Front. Pediatr., 06 May 2022
Sec. Children and Health

Analysis of Development Trends of the Research Hotspots of Vitamin D in Children

\nXuemei LuoXuemei LuoFeifeng WuFeifeng WuCheng WangCheng WangChuan Wen
Chuan Wen*
  • Department of Pediatrics, The Second Xiangya Hospital, Central South University, Changsha, China

Objective: Using multivariate statistics and social network analysis techniques, we present a realistic and intuitive visualization of the research hotspots and development trends of vitamin D in children.

Methods: The Medical Subject Headings (MeSH) term “vitamin D” was used to search all the publications (the study subjects were 0–18 years old) included in PubMed by time period.
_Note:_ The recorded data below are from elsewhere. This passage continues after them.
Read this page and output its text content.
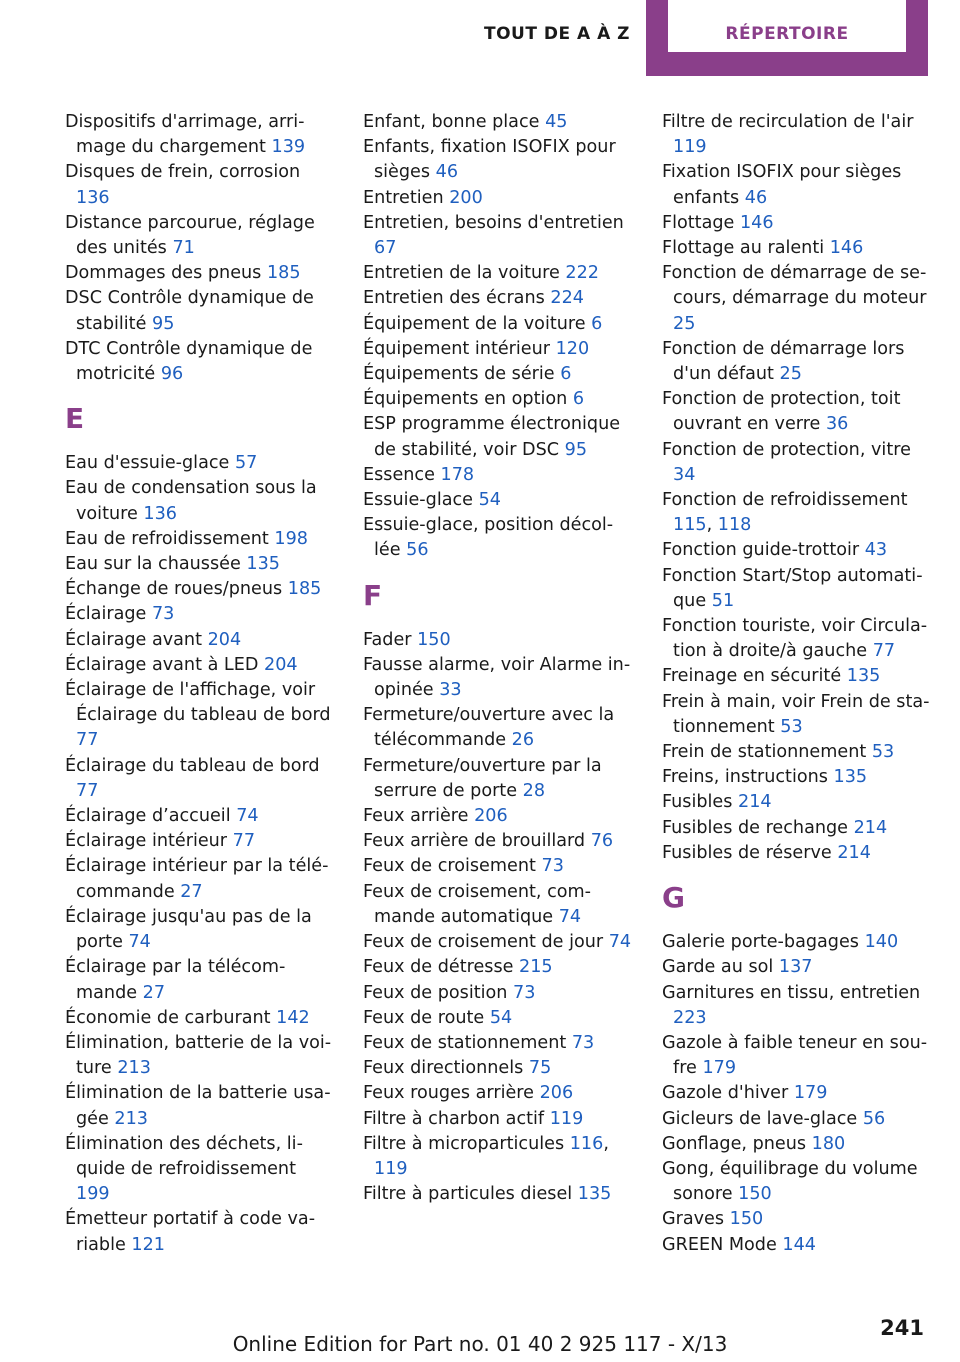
TOUT DE A À Z	RÉPERTOIRE
Dispositifs d'arrimage, arrimage du chargement 139
Disques de frein, corrosion 136
Distance parcourue, réglage des unités 71
Dommages des pneus 185
DSC Contrôle dynamique de stabilité 95
DTC Contrôle dynamique de motricité 96
E
Eau d'essuie-glace 57
Eau de condensation sous la voiture 136
Eau de refroidissement 198
Eau sur la chaussée 135
Échange de roues/pneus 185
Éclairage 73
Éclairage avant 204
Éclairage avant à LED 204
Éclairage de l'affichage, voir Éclairage du tableau de bord 77
Éclairage du tableau de bord 77
Éclairage d’accueil 74
Éclairage intérieur 77
Éclairage intérieur par la télécommande 27
Éclairage jusqu'au pas de la porte 74
Éclairage par la télécommande 27
Économie de carburant 142
Élimination, batterie de la voiture 213
Élimination de la batterie usagée 213
Élimination des déchets, liquide de refroidissement 199
Émetteur portatif à code variable 121
Enfant, bonne place 45
Enfants, fixation ISOFIX pour sièges 46
Entretien 200
Entretien, besoins d'entretien 67
Entretien de la voiture 222
Entretien des écrans 224
Équipement de la voiture 6
Équipement intérieur 120
Équipements de série 6
Équipements en option 6
ESP programme électronique de stabilité, voir DSC 95
Essence 178
Essuie-glace 54
Essuie-glace, position décollée 56
F
Fader 150
Fausse alarme, voir Alarme inopinée 33
Fermeture/ouverture avec la télécommande 26
Fermeture/ouverture par la serrure de porte 28
Feux arrière 206
Feux arrière de brouillard 76
Feux de croisement 73
Feux de croisement, commande automatique 74
Feux de croisement de jour 74
Feux de détresse 215
Feux de position 73
Feux de route 54
Feux de stationnement 73
Feux directionnels 75
Feux rouges arrière 206
Filtre à charbon actif 119
Filtre à microparticules 116, 119
Filtre à particules diesel 135
Filtre de recirculation de l'air 119
Fixation ISOFIX pour sièges enfants 46
Flottage 146
Flottage au ralenti 146
Fonction de démarrage de secours, démarrage du moteur 25
Fonction de démarrage lors d'un défaut 25
Fonction de protection, toit ouvrant en verre 36
Fonction de protection, vitre 34
Fonction de refroidissement 115, 118
Fonction guide-trottoir 43
Fonction Start/Stop automatique 51
Fonction touriste, voir Circulation à droite/à gauche 77
Freinage en sécurité 135
Frein à main, voir Frein de stationnement 53
Frein de stationnement 53
Freins, instructions 135
Fusibles 214
Fusibles de rechange 214
Fusibles de réserve 214
G
Galerie porte-bagages 140
Garde au sol 137
Garnitures en tissu, entretien 223
Gazole à faible teneur en soufre 179
Gazole d'hiver 179
Gicleurs de lave-glace 56
Gonflage, pneus 180
Gong, équilibrage du volume sonore 150
Graves 150
GREEN Mode 144
241
Online Edition for Part no. 01 40 2 925 117 - X/13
The subject terms for each development stage were extracted, the high-frequency subject terms were extracted using the Bibliographic Items Co-occurrence Matrix Builder (BICOMB), and a core subject term co-occurrence matrix was established. The Netdraw function of Ucinet 6.0 software was used to complete the social network drawing of the core subject term co-occurrence matrix to form a co-word network diagram composed of core subject terms.

Results: Prior to 1979, there were 890 papers with 1,899 core subject terms; from 2010 to 2020, there were 3,773 papers with 12,682 core subject terms. Before 1979, the research direction of vitamin D in children focused on vitamin D in the classical regulation of calcium and phosphorus metabolism. From 1980 to 1989, studies focused on vitamin D metabolites and therapeutic drugs such as “calcitriol” and “calcifediol.” From 1990 to 1999, studies focused on “calcitriol” and its association with “psoriasis,” “chronic renal failure,” and “dermatological drugs.” From 2000 to 2009, studies focused on “vitamin D” and “vitamin D deficiency.” From 2010 to 2020, studies focused on “vitamin D3” and its association with “vitamins,” “bone mineral density protectants,” “asthma,” “obesity,” “pregnancy complications” and “fetal blood.”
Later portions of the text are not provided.